The Buffett-doubter discount
An unusual price gap between the two classes of Berkshire stock suggests some investors may be losing faith in the Oracle of Omaha.
NEW YORK (Fortune) -- Warren Buffett on Saturday deemed Berkshire Hathaway's 2008 earnings and investment performances "unsatisfactory." Judging by some unusual recent action in Berkshire shares, he isn't alone in that assessment.
Berkshire's Class A (BRKA, Fortune 500) shares have dropped 48% from their 2007 peak. That selloff -- which is roughly in line with the 51% decline over the same period in the S&P 500 index of big companies -- has wiped more than $100 billion off the company's market value.
But an even better measure of unrest among some investors is the widening gap between the price of the Class A shares, which recently fetched $78,600 each, and the cheaper Class B (BRKB) shares Berkshire first issued in 1996.
Because a Class A share is convertible at the holder's request to 30 Class B shares, the Class B shares should trade for 1/30th the price of a Class A share -- around $2,620, going by recent prices. But the cheaper shares closed Friday at just $2,564, a 2% discount to the price implied by the trading in the Class A shares. And over the past month, the Class B shares have traded at a discount of as much as 7% - the biggest gap on record, going by stock data provided by Yahoo Finance.
The depressed relative value of the Class B shares suggests some investors may have lost faith in Buffett following Berkshire's rough 2008, which saw the firm's net worth decline for only the second time in 44 years.
Short-sellers, who seek to profit by selling shares they don't own and then buying at a lower price later, may have been pushing the cheaper Berkshire shares down in a wager that the company will be weakened by investment losses and underwater derivatives positions. Investors betting against Berkshire are drawn to the Class B shares in part by their greater availability: there are 14.6 million of them outstanding, against just over a million of the Class A shares.
Some skeptics contend Buffett has lost his touch and has started showing the signs of so-called style drift -- a failure to stick to the value investing principles that made him famous, such as owning shares only in companies that have a formidable competitive advantage over their rivals.
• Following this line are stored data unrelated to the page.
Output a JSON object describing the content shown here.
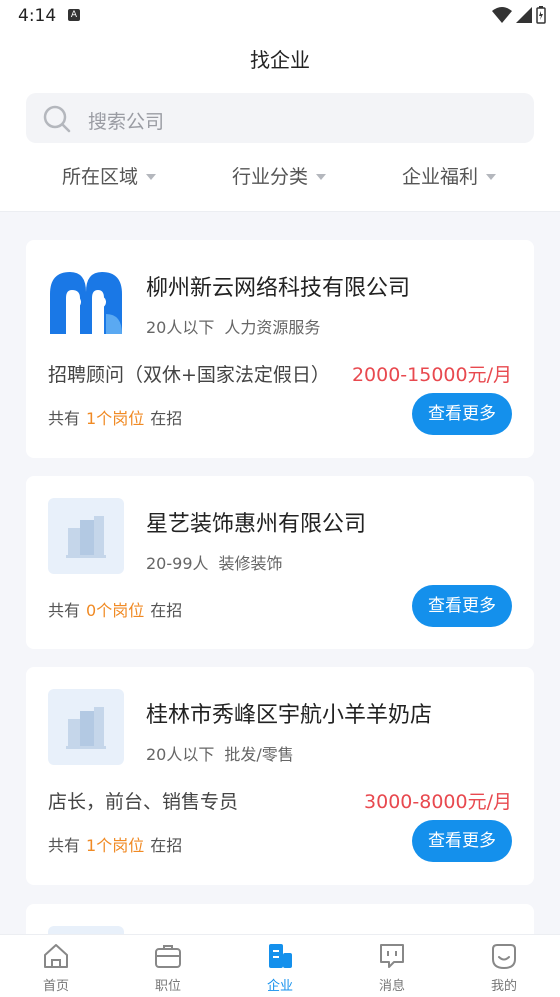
{
  "status": {
    "time": "4:14"
  },
  "header": {
    "title": "找企业",
    "search_placeholder": "搜索公司"
  },
  "filters": [
    "所在区域",
    "行业分类",
    "企业福利"
  ],
  "companies": [
    {
      "name": "柳州新云网络科技有限公司",
      "size": "20人以下",
      "industry": "人力资源服务",
      "job": "招聘顾问（双休+国家法定假日）",
      "salary": "2000-15000元/月",
      "count_prefix": "共有",
      "count": "1个岗位",
      "count_suffix": "在招",
      "button": "查看更多"
    },
    {
      "name": "星艺装饰惠州有限公司",
      "size": "20-99人",
      "industry": "装修装饰",
      "count_prefix": "共有",
      "count": "0个岗位",
      "count_suffix": "在招",
      "button": "查看更多"
    },
    {
      "name": "桂林市秀峰区宇航小羊羊奶店",
      "size": "20人以下",
      "industry": "批发/零售",
      "job": "店长，前台、销售专员",
      "salary": "3000-8000元/月",
      "count_prefix": "共有",
      "count": "1个岗位",
      "count_suffix": "在招",
      "button": "查看更多"
    }
  ],
  "tabs": [
    {
      "label": "首页",
      "icon": "home-icon"
    },
    {
      "label": "职位",
      "icon": "briefcase-icon"
    },
    {
      "label": "企业",
      "icon": "building-icon",
      "active": true
    },
    {
      "label": "消息",
      "icon": "message-icon"
    },
    {
      "label": "我的",
      "icon": "profile-icon"
    }
  ],
  "colors": {
    "accent": "#1490ec",
    "salary": "#e8494f",
    "count": "#f08a24"
  }
}
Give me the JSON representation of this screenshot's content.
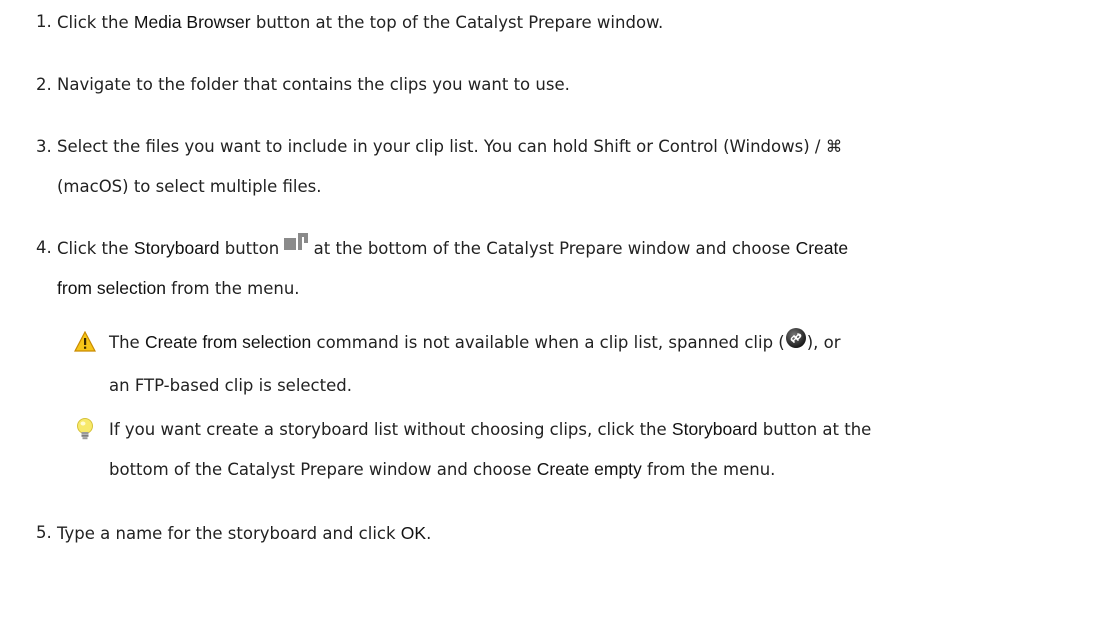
{
  "steps": [
    {
      "num": "1.",
      "pre": "Click the ",
      "bold": "Media Browser",
      "post": " button at the top of the Catalyst Prepare window."
    },
    {
      "num": "2.",
      "text": "Navigate to the folder that contains the clips you want to use."
    },
    {
      "num": "3.",
      "line1": "Select the files you want to include in your clip list. You can hold Shift or Control (Windows) / ⌘",
      "line2": "(macOS) to select multiple files."
    },
    {
      "num": "4.",
      "pre": "Click the ",
      "bold1": "Storyboard",
      "mid1": " button ",
      "icon": "storyboard-icon",
      "mid2": " at the bottom of the Catalyst Prepare window and choose ",
      "bold2a": "Create",
      "bold2b": "from selection",
      "post": " from the menu."
    },
    {
      "num": "5.",
      "pre": "Type a name for the storyboard and click ",
      "bold": "OK",
      "post": "."
    }
  ],
  "warning_note": {
    "icon": "warning-icon",
    "pre": "The ",
    "bold": "Create from selection",
    "mid": " command is not available when a clip list, spanned clip (",
    "inline_icon": "spanned-clip-icon",
    "post": "), or",
    "line2": "an FTP-based clip is selected."
  },
  "tip_note": {
    "icon": "lightbulb-icon",
    "pre": "If you want create a storyboard list without choosing clips, click the ",
    "bold1": "Storyboard",
    "mid": " button at the",
    "line2_pre": "bottom of the Catalyst Prepare window and choose ",
    "bold2": "Create empty",
    "line2_post": " from the menu."
  },
  "colors": {
    "text": "#222222",
    "warning_yellow": "#f5c518",
    "tip_yellow": "#f7e96a",
    "icon_gray": "#8a8a8a"
  }
}
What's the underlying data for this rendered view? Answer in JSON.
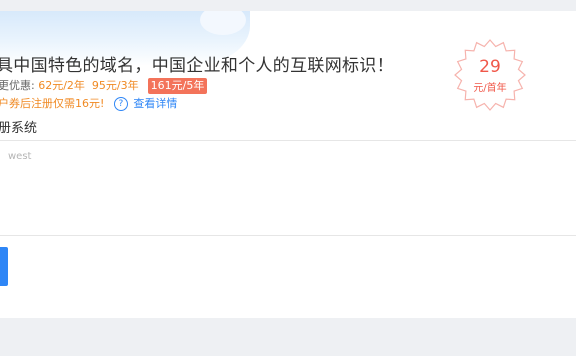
{
  "headline": "具中国特色的域名，中国企业和个人的互联网标识！",
  "pricing": {
    "label": "更优惠:",
    "price_2yr": "62元/2年",
    "price_3yr": "95元/3年",
    "price_5yr": "161元/5年"
  },
  "coupon": {
    "text": "户券后注册仅需16元!",
    "help_icon": "?",
    "detail_link": "查看详情"
  },
  "register_title": "册系统",
  "badge": {
    "price": "29",
    "unit": "元/首年"
  },
  "domain_input": {
    "placeholder": "west",
    "value": ""
  },
  "colors": {
    "accent_blue": "#2e86f6",
    "orange": "#f08a24",
    "badge_red": "#f0584a",
    "highlight_bg": "#f3735a"
  }
}
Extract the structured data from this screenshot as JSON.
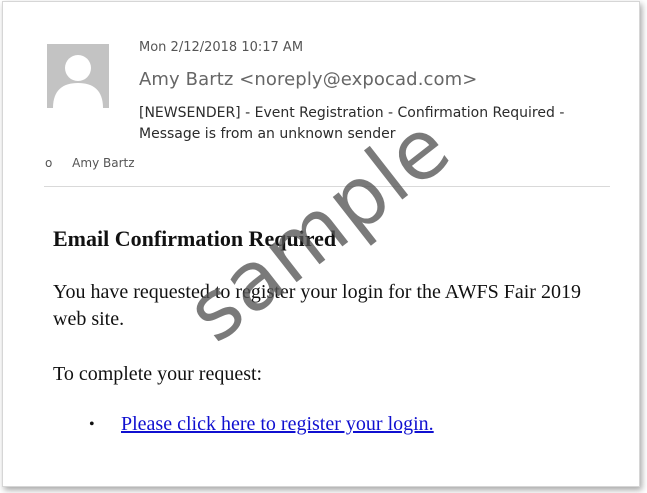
{
  "header": {
    "date": "Mon 2/12/2018 10:17 AM",
    "from": "Amy Bartz <noreply@expocad.com>",
    "subject": "[NEWSENDER] - Event Registration - Confirmation Required - Message is from an unknown sender",
    "to_prefix": "o",
    "to": "Amy Bartz"
  },
  "body": {
    "heading": "Email Confirmation Required",
    "intro": "You have requested to register your login for the AWFS Fair 2019 web site.",
    "complete": "To complete your request:",
    "bullet": "•",
    "link_text": "Please click here to register your login."
  },
  "watermark": "sample",
  "icons": {
    "avatar": "person-placeholder-icon"
  },
  "colors": {
    "link": "#1010d0",
    "avatar_bg": "#c3c3c3"
  }
}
"Buffett has always said he buys companies with moats," said Doug Kass, a hedge fund manager who made money last year betting against Berkshire but has no position in it now. "But many of his large positions now, in companies like American Express (AXP, Fortune 500), U.S. Bancorp (USB, Fortune 500) and Wells Fargo (WFC, Fortune 500) -- you could argue the moats there are flooded by the commoditization of the financial products business."
Kass, who runs the Seabreeze Partners hedge funds in Palm Beach, Fla., said those questions are made more pointed by Buffett's decision to reduce his holdings in solidly performing Procter & Gamble (PG, Fortune 500) and Johnson & Johnson (JNJ, Fortune 500) in order to pay for other investments in 2008, even as he held onto his depreciating stakes in the three financial companies.
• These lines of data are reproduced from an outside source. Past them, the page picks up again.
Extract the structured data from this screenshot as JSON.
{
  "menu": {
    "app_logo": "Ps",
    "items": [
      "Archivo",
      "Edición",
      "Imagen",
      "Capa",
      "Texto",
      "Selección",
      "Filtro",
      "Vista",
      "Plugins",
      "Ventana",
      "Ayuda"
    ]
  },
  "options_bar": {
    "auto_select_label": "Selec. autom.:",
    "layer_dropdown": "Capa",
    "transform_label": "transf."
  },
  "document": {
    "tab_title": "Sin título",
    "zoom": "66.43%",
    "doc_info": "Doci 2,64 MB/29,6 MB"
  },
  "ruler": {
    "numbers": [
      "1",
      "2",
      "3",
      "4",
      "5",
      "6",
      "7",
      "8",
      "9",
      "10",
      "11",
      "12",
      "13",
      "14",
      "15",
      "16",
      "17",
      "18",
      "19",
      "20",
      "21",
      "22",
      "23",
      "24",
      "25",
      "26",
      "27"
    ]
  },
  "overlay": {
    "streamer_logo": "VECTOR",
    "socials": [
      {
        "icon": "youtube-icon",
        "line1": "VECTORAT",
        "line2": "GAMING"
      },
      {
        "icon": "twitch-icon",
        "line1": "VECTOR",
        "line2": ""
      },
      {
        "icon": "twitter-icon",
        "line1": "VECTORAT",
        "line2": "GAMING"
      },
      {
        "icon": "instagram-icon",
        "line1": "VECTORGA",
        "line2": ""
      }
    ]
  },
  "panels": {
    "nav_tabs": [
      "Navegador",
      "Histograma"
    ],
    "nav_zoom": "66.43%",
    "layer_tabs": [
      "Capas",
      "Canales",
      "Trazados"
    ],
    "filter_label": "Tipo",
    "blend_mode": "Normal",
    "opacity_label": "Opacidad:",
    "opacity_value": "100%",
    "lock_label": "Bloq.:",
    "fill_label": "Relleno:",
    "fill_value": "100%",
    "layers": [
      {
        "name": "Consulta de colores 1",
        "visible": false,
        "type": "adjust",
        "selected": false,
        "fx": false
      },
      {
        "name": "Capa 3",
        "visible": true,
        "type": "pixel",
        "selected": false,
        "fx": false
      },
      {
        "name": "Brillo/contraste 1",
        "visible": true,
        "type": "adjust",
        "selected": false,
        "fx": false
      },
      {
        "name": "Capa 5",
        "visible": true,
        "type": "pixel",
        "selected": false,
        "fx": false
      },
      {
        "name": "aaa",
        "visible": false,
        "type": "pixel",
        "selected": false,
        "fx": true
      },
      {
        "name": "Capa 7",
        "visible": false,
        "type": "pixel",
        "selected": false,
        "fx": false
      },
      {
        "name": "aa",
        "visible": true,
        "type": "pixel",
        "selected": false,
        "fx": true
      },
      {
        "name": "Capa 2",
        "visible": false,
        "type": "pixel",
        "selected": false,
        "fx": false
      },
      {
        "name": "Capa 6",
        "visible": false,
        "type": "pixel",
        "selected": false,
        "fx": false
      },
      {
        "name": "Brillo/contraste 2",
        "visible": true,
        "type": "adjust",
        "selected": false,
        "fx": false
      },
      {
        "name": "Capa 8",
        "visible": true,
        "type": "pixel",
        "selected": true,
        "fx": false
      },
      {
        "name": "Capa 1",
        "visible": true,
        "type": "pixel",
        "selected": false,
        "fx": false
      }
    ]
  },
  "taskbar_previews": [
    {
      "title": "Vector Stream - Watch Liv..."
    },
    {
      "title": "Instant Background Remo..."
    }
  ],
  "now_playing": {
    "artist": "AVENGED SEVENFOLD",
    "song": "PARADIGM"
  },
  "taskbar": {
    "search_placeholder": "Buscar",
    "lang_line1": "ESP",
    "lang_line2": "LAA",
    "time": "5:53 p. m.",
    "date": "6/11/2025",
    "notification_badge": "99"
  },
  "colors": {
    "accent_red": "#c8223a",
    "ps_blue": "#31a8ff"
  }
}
But Glenn Tongue, managing partner at Berkshire shareholder T2 Partners, said the excess decline in the cheaper Berkshire shares simply shows what happens when the markets go to extremes.
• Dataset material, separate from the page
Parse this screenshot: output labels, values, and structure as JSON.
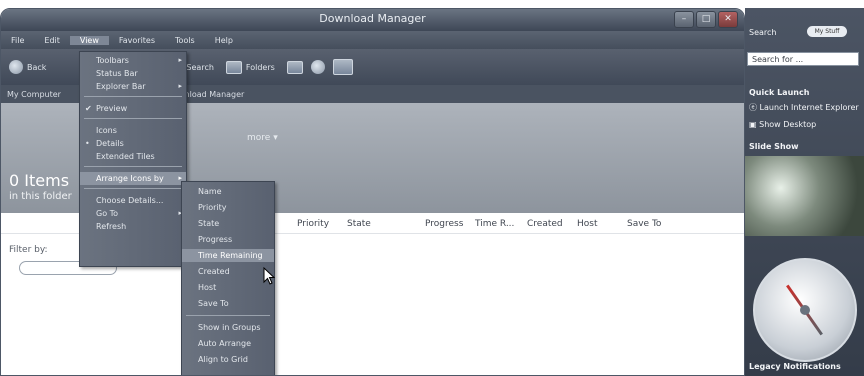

Tongue notes that before this month, the biggest gap in the values of the two Berkshire share classes came at the height of the tech stock craze. The B shares traded as much as 6.4% below their implied value compared with Class A shares in September 1999.
At the time, skeptics were saying Buffett had lost his touch as he sat out the eye-popping gains in hot tech names such as Qualcomm (QCOM, Fortune 500), the San Diego telecommunications chip company whose stock price doubled that summer and returned a staggering 2,600% that year. Since then, of course, the tech bubble has come and gone, only to be replaced by an even bigger bubble in the credit markets, whose popping has taken stocks back to 1997 levels.
"People who hold the Class A shares have lived through the ups and downs before," said Tongue, who said his fund spent last week selling some of its Class A stock to buy the discounted Class B shares. "The people who hold the Class B are the weaker hands, and some of them sell when they hear all the silly rumors out there."
So while Berkshire lagged far behind the market in the tech craze of 1999 -- the firm's net worth rose just fractionally that year, compared with a 21% gain in the S&P 500 -- the company outperformed the market in each of the next three years and has done so in seven of the last nine. Tongue said he expects to see more strong performances ahead.
"This is about as undervalued as we've ever seen the stock," said Tongue, who says T2 has owned Berkshire since the fund's 1999 inception and has recently has been adding to its position in large scale. "We're willing to bet Buffett hasn't gone silly."
(A member of FORTUNE's staff, senior editor at large Carol Loomis, edits the chairman's letter in Berkshire's annual report.)